Por outro lado, no Peru, adotaram
uma visualidade Pop que contestava tanto
uma estética tradicional de esquerda, como
denunciavam o terrorismo de estado e o genocídio do povo peruano.
A
primeira agrupação apresentada, a Agrupación de Plásticos Jóvenes
(APJ), surgiu em 1976 a partir da reunião de estudantes iniciada no
Grupo Semilla, formado em torno da Facultat de Bellas Artes. Após
uma exposição encerrada pela polícia, quando
vários membros foram presos, o Semilla terminou. Mas vários dos
seus membros voltaram a reunir-se em torno da APJ, continuando a realizar mostras nas universidades e espaços
alternativos, como o Taller 666. A partir daí, começaram a ampliar
as atividades para o ambiente urbano, entendendo-o como espaço de
intervenção e suporte de ação. Essa passagem para o espaço
público ampliou a dimensão ativista do grupo, que passou a se
articular com estudantes de artes gráficas para a produção de
cartazes e panfletos, além de associar-se a grupos comunitários e
sindicatos, realizando pinturas murais nesses lugares.
Segundo
depoimento de Alberto Díaz, primeiro convidado a falar, havia na
época um clima de articulação coletiva bastante forte. Nas
universidades, afirma Díaz, passaram a circular livros sobre Arte
Conceitual e essa informação levou a uma compreensão de um agir
artístico na cidade que impulsionou certas ações (para além da
tradição das brigadas políticas que já existia). O grupo passou a
voltar o foco para a ação de intervenção urbana e nos conflitos
sociais. Passaram a realizar vários tipos de ações
com cartazes, produzindo desde materiais para protestos, como também
panfletos
em que as pessoas eram convidadas a intervir. A APJ também produzia
cenários e espécies de murais móveis, participando em ações
teatrais e realizando intervenções murais na cidade. O teor das
ações era crítico das ações de terrorismo de estado cometido
pela ditadura de Pinochet, contra a censura estabelecida e estimulava
a conexão social.
Após
Díaz, foi a vez de António Kadima falar sobre o Taller Sol. Criado
em 1977, o Taller Sol, assim como a APJ, também usou o recurso da
produção de cartazes e panfletos como meio de intervenção urbana
e política.
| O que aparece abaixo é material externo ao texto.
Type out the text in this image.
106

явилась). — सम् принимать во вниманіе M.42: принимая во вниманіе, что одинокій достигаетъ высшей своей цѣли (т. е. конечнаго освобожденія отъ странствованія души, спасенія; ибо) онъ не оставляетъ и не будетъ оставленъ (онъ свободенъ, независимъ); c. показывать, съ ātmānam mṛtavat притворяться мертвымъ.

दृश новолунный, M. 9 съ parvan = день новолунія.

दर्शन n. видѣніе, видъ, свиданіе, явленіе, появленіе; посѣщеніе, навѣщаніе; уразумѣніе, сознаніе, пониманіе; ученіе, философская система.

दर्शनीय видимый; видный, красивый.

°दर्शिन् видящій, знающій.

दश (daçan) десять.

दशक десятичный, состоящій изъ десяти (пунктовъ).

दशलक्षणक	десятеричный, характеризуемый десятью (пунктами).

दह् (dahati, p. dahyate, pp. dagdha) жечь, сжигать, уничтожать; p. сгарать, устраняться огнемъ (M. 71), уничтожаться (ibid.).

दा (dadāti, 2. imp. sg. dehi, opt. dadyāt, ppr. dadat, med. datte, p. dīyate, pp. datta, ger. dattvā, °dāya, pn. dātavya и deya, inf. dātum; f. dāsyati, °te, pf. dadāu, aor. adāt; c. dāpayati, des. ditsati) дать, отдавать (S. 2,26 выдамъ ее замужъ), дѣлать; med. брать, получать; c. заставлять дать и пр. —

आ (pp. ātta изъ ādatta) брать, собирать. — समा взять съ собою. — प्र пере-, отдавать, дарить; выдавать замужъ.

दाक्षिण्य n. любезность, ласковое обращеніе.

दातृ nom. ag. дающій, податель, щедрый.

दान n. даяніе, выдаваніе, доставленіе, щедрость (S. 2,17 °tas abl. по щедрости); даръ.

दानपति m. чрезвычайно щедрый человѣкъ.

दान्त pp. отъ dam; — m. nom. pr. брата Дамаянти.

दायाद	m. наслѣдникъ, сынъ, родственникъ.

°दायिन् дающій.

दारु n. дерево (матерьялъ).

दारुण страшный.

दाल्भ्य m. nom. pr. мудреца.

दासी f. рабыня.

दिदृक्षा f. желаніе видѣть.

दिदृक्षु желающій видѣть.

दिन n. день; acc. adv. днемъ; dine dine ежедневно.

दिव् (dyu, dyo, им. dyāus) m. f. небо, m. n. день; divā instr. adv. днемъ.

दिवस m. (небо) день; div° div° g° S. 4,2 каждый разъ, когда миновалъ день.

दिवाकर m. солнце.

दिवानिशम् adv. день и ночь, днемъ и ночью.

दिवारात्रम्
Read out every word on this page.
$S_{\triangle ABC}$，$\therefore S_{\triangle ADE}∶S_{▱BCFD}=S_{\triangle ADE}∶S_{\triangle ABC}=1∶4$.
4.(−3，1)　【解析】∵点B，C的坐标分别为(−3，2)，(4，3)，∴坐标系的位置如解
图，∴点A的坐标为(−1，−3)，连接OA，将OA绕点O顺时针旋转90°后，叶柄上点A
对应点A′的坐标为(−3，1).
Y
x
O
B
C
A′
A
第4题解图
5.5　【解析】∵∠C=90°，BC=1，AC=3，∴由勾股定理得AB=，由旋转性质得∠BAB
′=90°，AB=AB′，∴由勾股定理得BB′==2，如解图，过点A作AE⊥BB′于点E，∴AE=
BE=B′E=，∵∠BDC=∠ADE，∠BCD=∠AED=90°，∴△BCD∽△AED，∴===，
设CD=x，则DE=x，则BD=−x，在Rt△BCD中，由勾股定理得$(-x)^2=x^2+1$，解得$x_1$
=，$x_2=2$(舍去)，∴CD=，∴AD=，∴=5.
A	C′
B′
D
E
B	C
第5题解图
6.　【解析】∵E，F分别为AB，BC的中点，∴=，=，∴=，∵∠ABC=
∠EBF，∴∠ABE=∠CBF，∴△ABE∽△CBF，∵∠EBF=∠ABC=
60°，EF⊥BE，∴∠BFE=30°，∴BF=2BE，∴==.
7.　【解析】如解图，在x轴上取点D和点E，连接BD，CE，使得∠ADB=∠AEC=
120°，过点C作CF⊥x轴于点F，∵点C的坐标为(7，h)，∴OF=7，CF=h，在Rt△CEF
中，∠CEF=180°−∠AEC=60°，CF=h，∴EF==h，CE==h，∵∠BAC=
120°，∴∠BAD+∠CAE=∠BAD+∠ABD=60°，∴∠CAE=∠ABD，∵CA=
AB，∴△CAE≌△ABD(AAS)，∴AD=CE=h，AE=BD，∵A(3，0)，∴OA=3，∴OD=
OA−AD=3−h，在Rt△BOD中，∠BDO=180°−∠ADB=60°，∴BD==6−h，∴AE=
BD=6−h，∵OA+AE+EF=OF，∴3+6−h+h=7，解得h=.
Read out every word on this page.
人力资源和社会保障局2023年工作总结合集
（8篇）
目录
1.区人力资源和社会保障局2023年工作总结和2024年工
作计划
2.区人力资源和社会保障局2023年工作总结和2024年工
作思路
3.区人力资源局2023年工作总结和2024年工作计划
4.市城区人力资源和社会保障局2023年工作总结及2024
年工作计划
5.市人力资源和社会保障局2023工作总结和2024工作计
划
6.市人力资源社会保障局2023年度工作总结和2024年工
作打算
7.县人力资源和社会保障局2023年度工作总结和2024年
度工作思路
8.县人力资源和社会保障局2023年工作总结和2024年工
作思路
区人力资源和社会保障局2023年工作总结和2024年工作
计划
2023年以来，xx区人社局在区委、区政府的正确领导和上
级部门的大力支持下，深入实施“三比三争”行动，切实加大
Em seu relato, Kadima destacou o processo de
rearticulação cultural ocorrida no período pós-ditadura, momento
em que vários intelectuais e artistas foram ou mortos ou exilados. A
partir da organização grupal, os artistas passaram a se
rearticular, formando novas redes de ação e resistindo ao que
Kadima chamou de “apagão cultural” da ditadura. O Taller Sol foi
uma dessas instâncias de articulação a qual, também, realizou
pesquisas sobre o processo criativo popular no Chile pós-ditadura,
criando o que ele chama de Arquivo de Memória da Resistência,
atualmente bastante importante. O grupo realizava também ações
musicais, de teatro e de dança, além da pesquisa dessas
manifestações. Ainda em funcionamento, o Taller Sol possui hoje um
importante acervo documental da época, sendo um centro de pesquisa
das ações artísticas de fins dos anos 1970 e década de 1980 no
Chile.
O
terceiro convidado da mesa, o peruano Alfredo Márquez, membro do
grupo Taller NN, destacou a ação gráfica e de guerrilha realizada
por eles no período dos anos 1980. Se, por um lado, essas ações se
assemelhavam bastante às experiências realizadas no Chile, por
outro se diferenciavam pelo teor estético dos cartazes produzidos.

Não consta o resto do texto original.